While we have no idea where Rob Williams' Fear Itself: Uncanny X-Force miniseries fits in with Rick Remender's main UXF title, he does have a pretty good concept to run with here, and it may become one of the few Fear Itself tie-ins that actually deals with the notion that a lot of people are drowning in The Serpent's aura of fear.
While Black Panther: Man Without Fear is tackling xenophobia from the immigration angle, Fear Itself: Uncanny X-Force #2 is hitting it from the super-powered side, taking the perennial mutant-haters known as the Purifiers and amping up their fears to include any and all super-heroes. Their leader, Jonathan Standish, believes that they have brought about the apocalypse by bringing these hammer-wielding demons to bear on us all, and they're trying to save the souls of humanity by encouraging mass ritual suicide. Given the climate of terror in the world, it actually works for thousands of people around the globe. But it's not enough for Standish.

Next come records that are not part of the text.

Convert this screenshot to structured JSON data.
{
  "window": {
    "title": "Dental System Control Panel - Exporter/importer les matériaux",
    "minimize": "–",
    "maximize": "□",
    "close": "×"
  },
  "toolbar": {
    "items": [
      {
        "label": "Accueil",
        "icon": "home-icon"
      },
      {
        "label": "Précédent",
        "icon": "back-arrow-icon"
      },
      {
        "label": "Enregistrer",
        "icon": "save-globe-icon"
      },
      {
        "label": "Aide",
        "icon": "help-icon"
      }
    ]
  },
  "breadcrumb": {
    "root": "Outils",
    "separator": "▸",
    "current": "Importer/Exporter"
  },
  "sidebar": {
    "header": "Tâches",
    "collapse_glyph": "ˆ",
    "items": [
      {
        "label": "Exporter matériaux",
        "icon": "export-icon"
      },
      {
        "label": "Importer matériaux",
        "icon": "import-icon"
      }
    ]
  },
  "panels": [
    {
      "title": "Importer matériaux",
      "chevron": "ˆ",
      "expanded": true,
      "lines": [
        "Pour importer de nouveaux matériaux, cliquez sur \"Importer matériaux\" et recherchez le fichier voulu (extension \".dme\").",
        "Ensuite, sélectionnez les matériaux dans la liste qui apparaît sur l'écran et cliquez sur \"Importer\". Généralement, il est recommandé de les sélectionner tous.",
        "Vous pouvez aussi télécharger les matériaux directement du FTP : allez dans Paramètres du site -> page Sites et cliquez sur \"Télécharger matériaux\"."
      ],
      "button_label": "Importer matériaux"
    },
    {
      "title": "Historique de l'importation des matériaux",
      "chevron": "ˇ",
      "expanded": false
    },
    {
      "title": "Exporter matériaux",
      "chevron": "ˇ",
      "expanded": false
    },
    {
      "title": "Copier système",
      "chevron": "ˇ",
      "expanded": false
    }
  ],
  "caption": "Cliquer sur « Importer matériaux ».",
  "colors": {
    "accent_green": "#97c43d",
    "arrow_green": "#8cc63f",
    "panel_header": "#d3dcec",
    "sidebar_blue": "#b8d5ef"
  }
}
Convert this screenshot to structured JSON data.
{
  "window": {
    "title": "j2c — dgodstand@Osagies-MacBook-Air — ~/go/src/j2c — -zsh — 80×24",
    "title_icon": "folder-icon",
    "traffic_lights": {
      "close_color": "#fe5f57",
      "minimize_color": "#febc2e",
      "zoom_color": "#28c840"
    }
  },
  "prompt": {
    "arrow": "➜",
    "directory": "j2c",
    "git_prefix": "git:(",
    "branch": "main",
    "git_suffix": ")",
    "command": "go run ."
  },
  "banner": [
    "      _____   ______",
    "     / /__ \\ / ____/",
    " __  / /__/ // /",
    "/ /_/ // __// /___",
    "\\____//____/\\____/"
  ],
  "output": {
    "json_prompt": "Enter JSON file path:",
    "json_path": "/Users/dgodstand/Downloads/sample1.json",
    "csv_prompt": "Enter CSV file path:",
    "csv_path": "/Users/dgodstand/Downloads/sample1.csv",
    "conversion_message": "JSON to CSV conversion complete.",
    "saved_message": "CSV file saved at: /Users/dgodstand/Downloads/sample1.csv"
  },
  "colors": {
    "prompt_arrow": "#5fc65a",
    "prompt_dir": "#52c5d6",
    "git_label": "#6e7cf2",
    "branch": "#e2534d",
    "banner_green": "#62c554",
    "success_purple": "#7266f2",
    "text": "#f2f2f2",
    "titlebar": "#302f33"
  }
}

As for the covert wetworks squad X-Force, made up of Wolverine, Archangel, Psylocke, Fantomex and Deadpool, it quickly becomes painfully obvious that this is a team without an actual strategist, as their plan to nail Standish is to sit around in space and wait until he attacks a city, while debating the morality of their own existence. That plan backfires when they realize that the jerk is sending cybernetically-enhanced Purifiers to murder small towns instead of big cities, forcing the team to spread out and try to take one alive – not easy doin's when they're nutjob suicide bombers to boot.
Williams pulls out some cool things, like having Warren Worthington's angelic form be instrumental and pulling information out of a zealot, an internal debate as to whether or not their team is actually the good guys – Deadpool being the main and unignorable voice of opposition, and really bringing home the disturbing paranoia of Standish with the lengths he's going to for the sake of humankind. That kind of mania is also really stoking the 'we want to murder you' aspects of the various team members, too – including Psylocke, who's traditionally been the voice of restraint in this team. Simone Bianchi's art, accentuated by Simone Peruzzi's coloring, is also pretty fantastic in its detail, its darkness and in capturing the general moody bleakness of this team, their motives and their mission.
On the surface, this whole X-Force concept seems like it should fall into the 'dark for the sake of dark' trap, but in both Remender's series and Williams' efforts here, it manages to avoid that sensibility, while certainly maintaining that unrelenting bleakness. It's a strange thing, to still want to read books that bring up really murky feelings of ugliness, but in this day and age, Uncanny X-Force is managing just that.